Erena Rae, age 65, of Highland Park, N.J., died Friday, May 19 at home, of lung cancer,
Her husband of 44 years, Rutgers University Dean of the School of Communication, Information and Library Studies Gustav W. Friedrich, survives her. They met during their first year of college and married in 1962.
In addition to her husband, Gus; Rae is survived by her son, Bruce G. Friedrich; and daughter-in-law Alka Chandna; both of whom work for the People for the Ethical Treatment of Animals in Norfolk, Va.; a grandson, Kai Lucas Haskins of Ithaca, N.Y.; two brothers and their spouses, Bruce and Kay Bakeberg, Norwell, Mass., and Greg Bakeberg and Mary Pepin, Wayzata: two nieces, two nephews, and a grand-niece, all of Massachusetts; an aunt and uncle, Verna and Omar Glessing of Howard Lake; numerous cousins; and best girlfriends Ellen Jonsson, Elizabeth Beard Nelson, Maribeth Berg, and Anita Lee.
A native of Hopkins, Erena earned her BFA degree in drawing and printmaking from the University of Kansas and pursued a 30-year career in graphic design and commercial illustration while following her husband to Purdue University, the University of Nebraska, and the University of Oklahoma. Her commercial art garnered awards from professional magazines and organizations, and the Oklahoma Arts Council continues to use the calligraphic logo she created in the 1980s.
She was also instrumental in the highly praised redesign of Calligraphy Review Magazine, serving as the publication’s art director (and occasional writer/editor) from 1985-1992.

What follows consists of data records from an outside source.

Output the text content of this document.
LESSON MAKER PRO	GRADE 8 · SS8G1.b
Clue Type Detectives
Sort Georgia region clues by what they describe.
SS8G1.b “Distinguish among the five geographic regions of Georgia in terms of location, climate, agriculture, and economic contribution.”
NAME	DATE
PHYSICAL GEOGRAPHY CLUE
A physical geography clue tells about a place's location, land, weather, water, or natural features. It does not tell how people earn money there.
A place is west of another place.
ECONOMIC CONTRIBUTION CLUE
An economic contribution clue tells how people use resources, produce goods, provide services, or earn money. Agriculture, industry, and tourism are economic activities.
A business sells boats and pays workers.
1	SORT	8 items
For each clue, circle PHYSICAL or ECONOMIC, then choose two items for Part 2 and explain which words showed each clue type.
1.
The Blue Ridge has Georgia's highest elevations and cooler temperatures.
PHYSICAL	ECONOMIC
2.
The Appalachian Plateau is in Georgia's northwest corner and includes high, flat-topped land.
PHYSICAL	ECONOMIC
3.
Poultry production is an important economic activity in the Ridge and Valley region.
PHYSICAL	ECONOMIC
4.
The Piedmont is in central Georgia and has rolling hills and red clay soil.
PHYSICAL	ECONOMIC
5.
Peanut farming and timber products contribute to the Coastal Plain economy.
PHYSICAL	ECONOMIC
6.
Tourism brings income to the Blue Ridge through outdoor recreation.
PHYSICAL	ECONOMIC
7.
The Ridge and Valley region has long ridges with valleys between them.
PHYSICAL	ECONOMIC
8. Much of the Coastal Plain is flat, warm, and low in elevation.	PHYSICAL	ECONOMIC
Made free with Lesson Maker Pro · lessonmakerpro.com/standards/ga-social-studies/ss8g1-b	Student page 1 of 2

Rae retired from commercial art and returned to her drawing and printmaking roots in 1998, when her husband accepted his current position at Rutgers University. Her award-winning prints and mixed-media works focusing on feminism and social issues have appeared in publications and juried exhibitions throughout the United States, as well as in China, Russia, and India.
A mixed-media print which Rae created in response to the 1995 Oklahoma City bombing, was selected for inclusion in the book, “The Best of Printmaking - An International Collection;” and three of her works were included in Milton Glaser’s 2005 publication, “The Design of Dissent, Socially and Politically Driven Graphics.”
Erena especially enjoyed creating “mail art” to commemorate unusual “holidays” (e.g., Buy-Nothing Day, Chair Awareness Day, Discovery Day) and sending the letterpress postcards to her “AEPW list” a select group whom she deemed “artistic, eccentric, or potentially weird.” Her work is in numerous private collections, as well as in the permanent collection of the Ben Shahn Galleries at William Paterson University, the archives of the National Museum of Women in the Arts, and the Wood Engravers Network archives of Princeton University,
Over the years, Rae served as a volunteer for numerous organizations: in her home churches in the Midwest, as an editor and graphic designer for various Plowshares activists, and for state and local chapters of the National Organization for Women; as a tutor for Laubauch Literacy lnternational, and in New Jersey, as a board member and exhibitions chair of the Printmaking Council of New Jersey, advisory council member for the Rutgers Center for Innovative Print and Paper, and program committee member for Friends of the Rutgers University Libraries.
Both Rae and Friedrich were avid collectors of contemporary art, focusing primarily on prints, paintings, hand-made books, and three-dimensional works by living artists.
Arrangements are by Selover Funeral Home, 555 Georges Road, North Brunswick, NJ.